Le temps s’est arrêté pour Samori, à Guélémou, au petit matin du 29 septembre 1898. Le grand stratège, exténué, désabusé, trahi et surpris finalement s’est résigné. Ici encore et dans une grande partie de la région, la mémoire locale a retenu et documenté le séjour de Samori, en 1896. Il y a cependant peu de choses sur les circonstances de son arrestation. Ce travail est certainement douloureux. Il nécessite cependant d’être soutenu par des récits, une production universitaire nationale, dans les différents pays concernés, au-delà de la construction épique du personnage. Pour les africains, dans la lecture des faits, il s’agit d’une « arrestation ». Les français parlent de « capture ». Pour eux, Samori était un fauve.

Les habitants de Guélémou ont mis en ligne leurs souvenirs dans « les ethnies de la Côte d’Ivoire et d’Afrique ». Ils ont bien documenté le sujet dans « Comment l’Almamy Samory Touré est arrivé à Guélémou ». Samori est venu, dans la région en 1896, en homme aux intentions pacifiques. Il visite Diéta et Gban-Gbêdéh. Il est courtois et se fait annoncer au chef des lieux. Finalement, c’est à Guélémou qu’il s’installe après avoir fait résider Massandié, une de ses épouses, dans la cour du chef de terre, car celui qui vous confie sa femme ne vous fait pas la guerre.
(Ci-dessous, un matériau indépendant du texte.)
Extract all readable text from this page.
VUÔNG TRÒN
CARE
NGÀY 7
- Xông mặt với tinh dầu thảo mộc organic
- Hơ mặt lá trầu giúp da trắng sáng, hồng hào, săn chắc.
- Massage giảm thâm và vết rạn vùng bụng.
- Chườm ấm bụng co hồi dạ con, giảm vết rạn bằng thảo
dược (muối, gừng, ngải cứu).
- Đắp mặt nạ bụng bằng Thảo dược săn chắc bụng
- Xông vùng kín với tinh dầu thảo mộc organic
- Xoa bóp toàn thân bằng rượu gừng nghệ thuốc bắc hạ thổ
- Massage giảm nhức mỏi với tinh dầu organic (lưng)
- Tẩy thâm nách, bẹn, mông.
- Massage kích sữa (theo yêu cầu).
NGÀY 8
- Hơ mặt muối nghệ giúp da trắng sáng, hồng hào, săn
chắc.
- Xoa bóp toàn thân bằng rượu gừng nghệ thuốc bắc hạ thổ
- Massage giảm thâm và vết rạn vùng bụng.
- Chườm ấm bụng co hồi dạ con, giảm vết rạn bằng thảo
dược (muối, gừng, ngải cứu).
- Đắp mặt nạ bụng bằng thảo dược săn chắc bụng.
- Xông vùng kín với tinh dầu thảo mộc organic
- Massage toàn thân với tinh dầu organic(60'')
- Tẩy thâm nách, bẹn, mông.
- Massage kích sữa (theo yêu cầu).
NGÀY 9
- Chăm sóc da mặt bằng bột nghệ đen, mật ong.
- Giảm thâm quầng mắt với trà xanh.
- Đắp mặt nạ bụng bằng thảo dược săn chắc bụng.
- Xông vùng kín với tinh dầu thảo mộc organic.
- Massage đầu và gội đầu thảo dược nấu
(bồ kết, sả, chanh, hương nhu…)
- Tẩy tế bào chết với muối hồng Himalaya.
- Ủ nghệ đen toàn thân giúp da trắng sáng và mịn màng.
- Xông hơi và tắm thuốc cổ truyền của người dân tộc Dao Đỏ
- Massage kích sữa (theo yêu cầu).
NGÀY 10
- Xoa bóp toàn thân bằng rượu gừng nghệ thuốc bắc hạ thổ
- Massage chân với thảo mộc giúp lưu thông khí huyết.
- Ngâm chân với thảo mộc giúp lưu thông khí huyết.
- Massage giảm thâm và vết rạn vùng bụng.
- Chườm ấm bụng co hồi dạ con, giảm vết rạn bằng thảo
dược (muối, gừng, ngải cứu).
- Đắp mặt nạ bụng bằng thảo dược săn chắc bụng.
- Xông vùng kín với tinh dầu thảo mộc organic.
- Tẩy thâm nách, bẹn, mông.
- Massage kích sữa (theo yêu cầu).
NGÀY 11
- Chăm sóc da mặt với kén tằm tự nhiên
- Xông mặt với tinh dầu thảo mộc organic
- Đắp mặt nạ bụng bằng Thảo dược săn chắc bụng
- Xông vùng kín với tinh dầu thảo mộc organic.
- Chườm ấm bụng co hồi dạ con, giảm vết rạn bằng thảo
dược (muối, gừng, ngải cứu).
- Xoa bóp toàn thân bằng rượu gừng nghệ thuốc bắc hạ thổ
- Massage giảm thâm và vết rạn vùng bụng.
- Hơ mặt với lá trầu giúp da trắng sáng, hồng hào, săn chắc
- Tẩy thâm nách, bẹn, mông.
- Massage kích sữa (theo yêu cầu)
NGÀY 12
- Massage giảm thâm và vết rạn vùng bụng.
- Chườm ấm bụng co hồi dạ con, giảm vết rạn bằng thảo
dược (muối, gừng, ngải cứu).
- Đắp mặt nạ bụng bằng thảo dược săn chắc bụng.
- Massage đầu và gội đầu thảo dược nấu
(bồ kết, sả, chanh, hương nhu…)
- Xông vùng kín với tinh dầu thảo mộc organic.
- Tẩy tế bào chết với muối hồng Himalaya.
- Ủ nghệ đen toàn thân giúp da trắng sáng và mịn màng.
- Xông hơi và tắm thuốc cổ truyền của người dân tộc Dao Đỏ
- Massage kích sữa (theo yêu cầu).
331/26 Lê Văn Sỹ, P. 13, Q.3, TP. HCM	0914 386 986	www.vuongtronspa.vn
Tout indique que la cohabitation a été calme entre Samori et ses hôtes, même si les seconds ont toujours gardé une bonne distance. Ils ont du reste accouru sur les lieux quand ils ont appris la nouvelle de l’arrestation de Samori. Ils ont pu trouver sur place un sabre supposé avoir appartenu au guerrier mandingue. Ce sabre serait toujours dans la case sacrée du village. Ce qui est moins hypothétique, c’est l’école publique du village qui a été bâtie sur le site même où Samori a été défait.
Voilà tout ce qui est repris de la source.